Image: YouTube/ Youngsta CPT YoungstaCPT says coloured people have had their voices silenced for too long.

In the midst of heated protests in Westbury, Johannesburg this week and ongoing gang violence on the Cape Flats, rapper YoungstaCPT has told TshisaLIVE that it seems like the country has failed its coloured population.

According to TimesLIVE  unrest erupted in Westbury last week after a 45-year-old woman was shot and killed during a shoot out between three men. A 10-year-old girl was wounded in the incident.

Residents vowed to shut down the area to mourn her death and called on government to deploy the army to clean up the drug-ridden area.

Youngsta has always been vocal about violence in predominantly coloured areas, even including images of unrest and living conditions in affected areas in his music videos. He told TshisaLIVE that he felt it was his duty to speak for people who had been silenced by those in power.
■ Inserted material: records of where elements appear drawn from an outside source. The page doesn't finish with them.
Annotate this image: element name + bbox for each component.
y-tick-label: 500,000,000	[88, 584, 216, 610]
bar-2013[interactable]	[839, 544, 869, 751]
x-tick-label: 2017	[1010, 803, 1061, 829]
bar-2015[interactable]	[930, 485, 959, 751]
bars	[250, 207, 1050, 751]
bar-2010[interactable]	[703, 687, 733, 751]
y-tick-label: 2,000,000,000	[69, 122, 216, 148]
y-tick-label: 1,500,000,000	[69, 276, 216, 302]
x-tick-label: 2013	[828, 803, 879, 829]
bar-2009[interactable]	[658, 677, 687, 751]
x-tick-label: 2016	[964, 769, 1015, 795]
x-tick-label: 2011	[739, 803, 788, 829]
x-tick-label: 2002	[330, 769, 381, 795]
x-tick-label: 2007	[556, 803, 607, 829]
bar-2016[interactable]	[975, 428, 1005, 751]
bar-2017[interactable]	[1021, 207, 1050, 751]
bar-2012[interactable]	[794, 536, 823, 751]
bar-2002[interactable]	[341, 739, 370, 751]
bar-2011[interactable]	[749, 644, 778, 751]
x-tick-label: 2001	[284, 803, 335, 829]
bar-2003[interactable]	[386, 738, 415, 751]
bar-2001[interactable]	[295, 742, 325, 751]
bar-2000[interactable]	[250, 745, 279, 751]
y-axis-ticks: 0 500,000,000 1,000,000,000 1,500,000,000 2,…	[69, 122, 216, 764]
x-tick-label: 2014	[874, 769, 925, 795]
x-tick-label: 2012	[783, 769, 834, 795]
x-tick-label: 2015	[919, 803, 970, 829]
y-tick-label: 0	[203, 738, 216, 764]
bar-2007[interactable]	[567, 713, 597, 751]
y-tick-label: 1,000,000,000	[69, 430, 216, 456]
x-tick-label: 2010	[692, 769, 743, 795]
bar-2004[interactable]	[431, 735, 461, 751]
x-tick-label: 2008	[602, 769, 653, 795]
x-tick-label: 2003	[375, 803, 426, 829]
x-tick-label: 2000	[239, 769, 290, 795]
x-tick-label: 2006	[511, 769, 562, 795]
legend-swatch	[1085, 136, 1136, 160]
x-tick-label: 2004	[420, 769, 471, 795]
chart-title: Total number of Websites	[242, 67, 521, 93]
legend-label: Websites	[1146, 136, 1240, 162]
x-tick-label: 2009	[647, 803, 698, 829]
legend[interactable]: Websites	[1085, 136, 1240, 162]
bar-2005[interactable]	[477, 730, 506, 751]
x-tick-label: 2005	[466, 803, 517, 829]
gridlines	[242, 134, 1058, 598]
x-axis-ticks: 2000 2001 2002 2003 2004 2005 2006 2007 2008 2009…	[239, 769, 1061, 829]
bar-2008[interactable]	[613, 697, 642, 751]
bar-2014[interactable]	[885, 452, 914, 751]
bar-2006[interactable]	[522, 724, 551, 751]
"The Western Cape has the highest incidents of gang murders in the country. So my messages are nothing that hasn't been said before, I am just trying to deliver it in a stylised way so people can listen. But at the same time, the message is very serious. The sad thing is, you will find that both the perpetrators and victims are coloured people."

He said the scourge had "reared its ugly head again" in Westbury.

"This is a result of what happens when you try and silence the voice of angry young people. This is something that has been brewing for a long time in these communities. They have been feeling all these things inside and it has been building for all these years, now it is coming out."

Youngsta has not only put his message in his music but also visits schools and communities to talk about the problem of violence in the community.

According to Mail and Guardian one of the star's music videos was once rejected by a TV channel for being “too Cape Town".

He admits that his outspoken stance may have cost him some jobs but said he had no regrets.

"At the end of the day what am I doing this for? I don't have to make music videos in these places. I don't have to speak out. I don't have to go to schools. I don't have to do fundraising for these communities. But I do because I am an independent artist and I'm in control of my own career."

After releasing more than 20 mixtapes over the course of his career so far, Youngsta is planning to drop his debut album in a few weeks.

He said the project would shock even some of his biggest fans who knew about his work.

"It's going to do a lot and shake up a lot of sleeping minds. It is going to rattle the beehive more. It is going to be a historic album. You have seen what I have done so far and now I am telling you it is going to be bigger than that and historic."